Straßenschild „Heinrich-Brüning-Straße“
Sachquelle
Münster 1965

Kurze Erläuterung

Dr. Heinrich Brüning (1885–1970) saß als national-konservativer Katholik seit 1924 für die katholische Zentrumspartei im Reichstag und war von 1930 bis 1932 Reichskanzler. Seine Amtszeit fällt damit in die Zeit der Weltwirtschaftskrise, welche die Weimarer Republik stark belastete.
Nachdem im März 1930 die Große Koalition aus SPD, DDP (Deutsche Demokratische Partei), Zentrum, BVP (Bayerische Volkspartei) und DVP (Deutsche Volkspartei) zerbrach, wurde Brüning von Reichspräsident Hindenburg mit der Regierungsbildung beauftragt. Er bildete daraufhin das erste sogenannte Präsidialkabinett. Präsidialkabinette waren Minderheitsregierungen, die auf die Rechte des Reichspräsidenten (Artikel 48) zurückgriffen. Sie schwächten zwar die parlamentarische Demokratie, waren aber verfassungskonform. Mittels Notverordnungen regierte das „Kabinett Brüning“, bis Hindenburg ihm im Mai 1932 das Vertrauen entzog. Wegen seiner drastischen Sparmaßnahmen zur Bekämpfung der Weltwirtschaftskrise war Brüning in der öffentlichen Meinung unbeliebt.
Sein Umgang mit den Nationalsozialisten schwankte zwischen Bekämpfung und dem Versuch der demokratischen Einbindung der NSDAP in eine Rechtskoalition, über welche im November 1931 verhandelt wurde. Im Juli 1933 wickelte er als Vorsitzender das Zentrum als letzte demokratische Partei ab, ehe er 1934 aus Deutschland floh. Den Rest seines Lebens verbrachte er vor allem in den USA, wo er an Universitäten lehrte. Zwischen 1951 und 1955 kehrte er für einen Lehrauftrag kurzzeitig auch wieder nach Deutschland zurück.
Schon 1932 war er zum Ehrenbürger seiner Heimatstadt Münster ernannt worden, in dessen Innenstadt seit 1965/66 auch eine Straße nach ihm benannt ist.

Relevanz des Materials

Anhand des Entstehens und letztendlich auch des Bruchs der großen Koalition, welche fünf Parteien vom linken bis ins rechte Spektrum umfasste, kann die politisch instabile Situation der Republik am Ende der 1920er Jahre aufgezeigt werden. Eine Auseinandersetzung mit der Politik Brünings hingegen bietet eine umfangreiche Diskussionsgrundlage über das Ende der Weimarer Demokratie.
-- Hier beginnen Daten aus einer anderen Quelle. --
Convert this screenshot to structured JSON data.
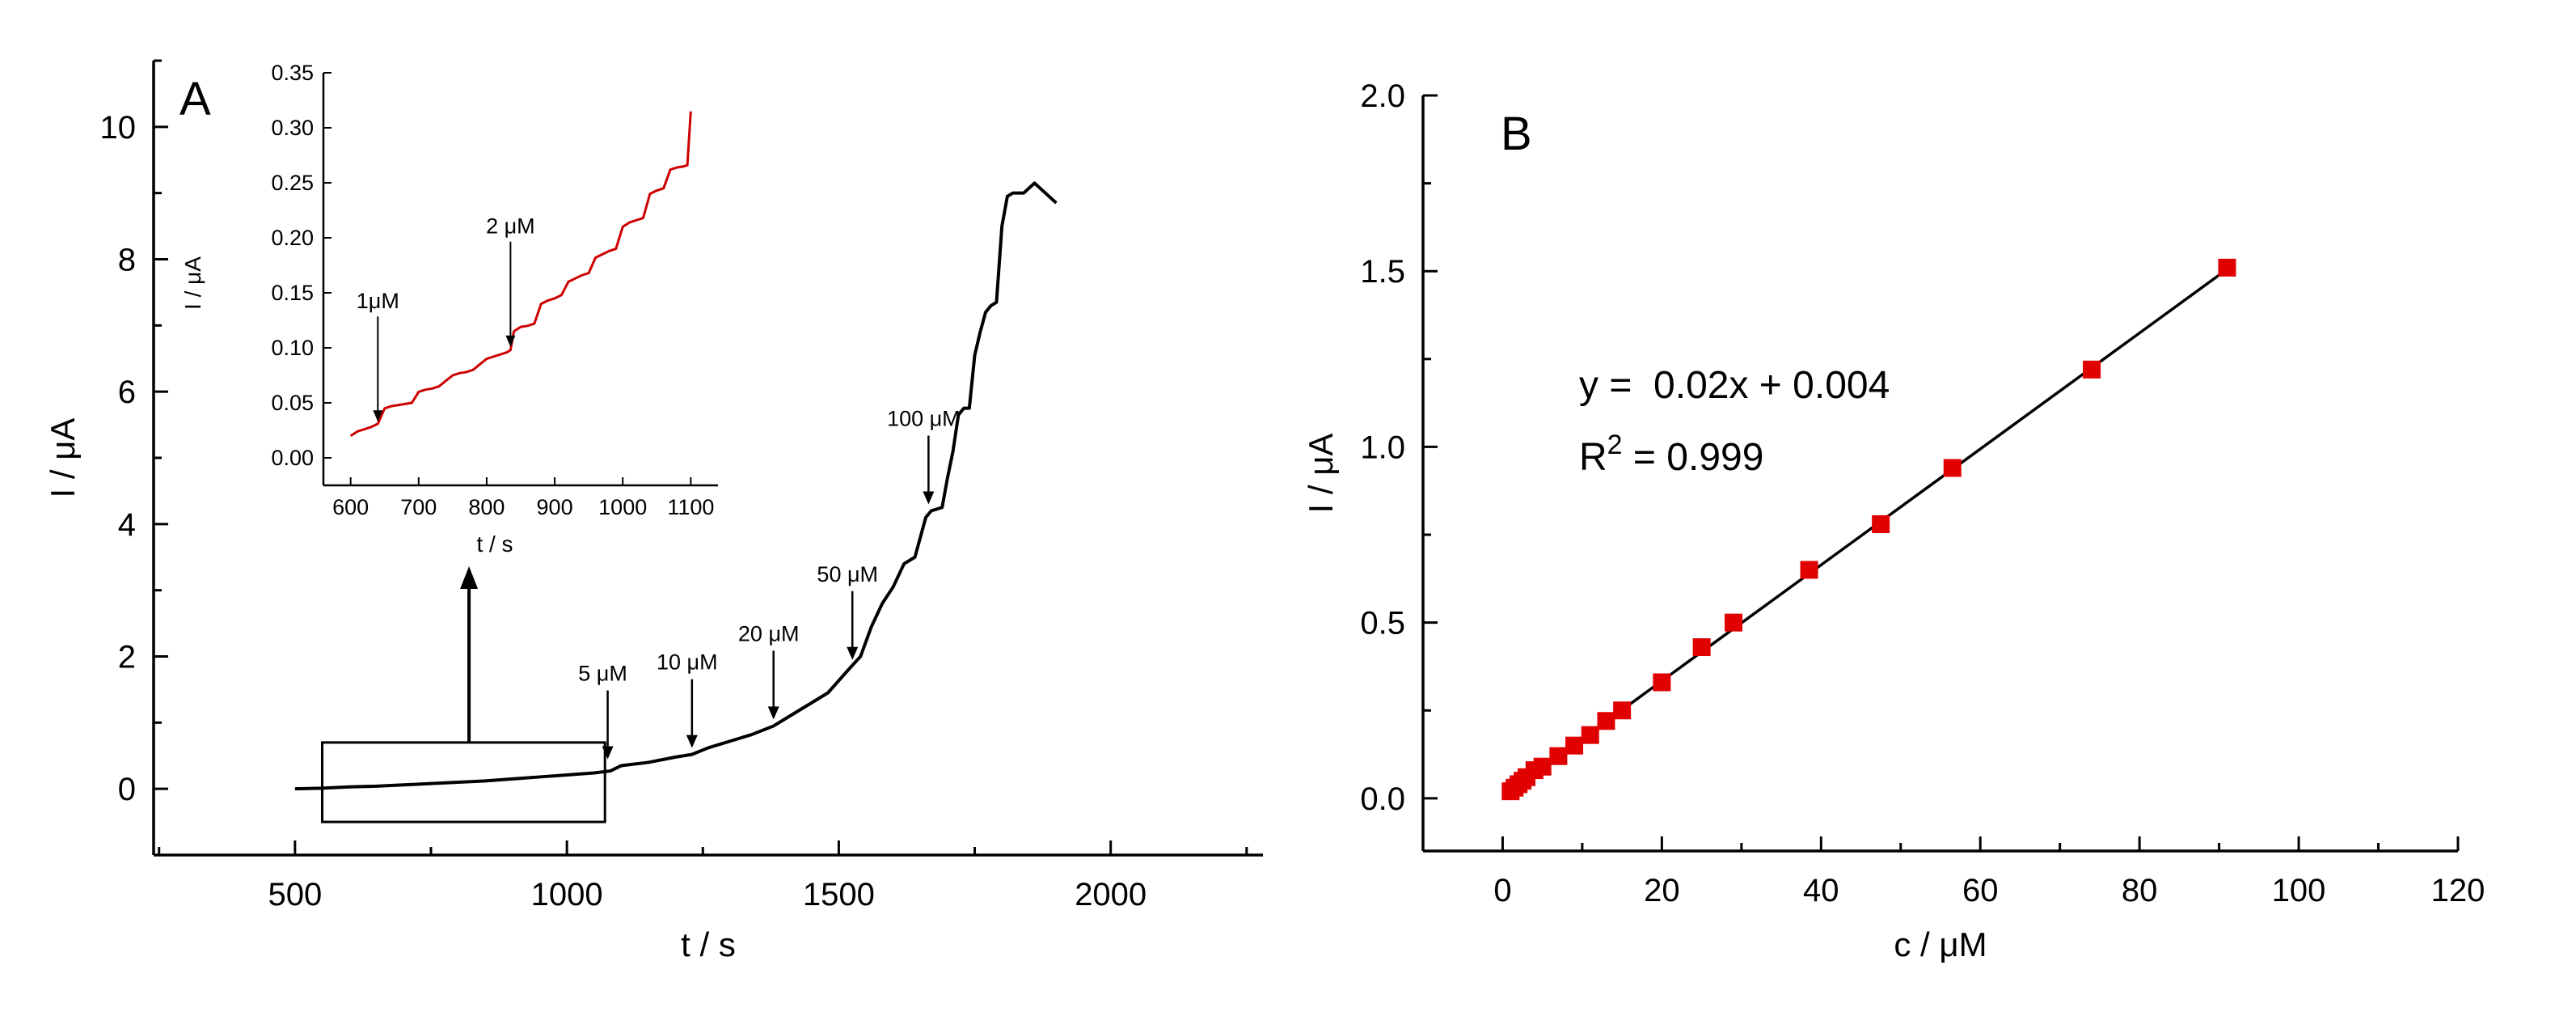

So kann argumentiert werden, dass Brüning schon 1931 durch die angestrebte Einbindung der NSDAP in eine demokratische Rechtskoalition die Demokratie zu schützen versuchte, da er auf diesem Wege die Oppositionsmacht der Nationalsozialist:innen zu schwächen beabsichtigte. Andererseits untergrub er selbst durch die ihm gebildeten Präsidialkabinette sowie seine autoritäre Regierung mittels Notverordnungen die demokratischen Fundamente des Staates. Hierbei muss jedoch auch die Rolle des Reichspräsidenten Paul von Hindenburgs hervorgehoben werden, welcher die Präsidialkabinette und ihre Notverordnungsregierung – und somit auch den Übergang zur nationalsozialistischen Diktatur – durch seine präsidialen Vollmachten erst ermöglichte.
Abschließend kann sich mit erinnerungskultureller Praxis auseinandergesetzt werden, indem kritisch hinterfragt wird, ob die Ehrung Brünings durch die Stadt Münster in den 1960er Jahren angesichts der diskutierten Umstände noch als angemessen empfunden wird oder nicht.

Dr. Hendrik Martin Lange

Lernort 

Das Stadtarchiv der Stadt Münster versteht sich als „Gedächtnis der Stadt“ und archiviert Unterlagen der Stadtverwaltung. So wird die Stadtgeschichte Münsters bewahrt und für unterschiedliche Interessierte zur Verfügung gestellt. Die Bestände können vorab recherchiert und dann zur Einsicht im Lesesaal bereitgestellt werden.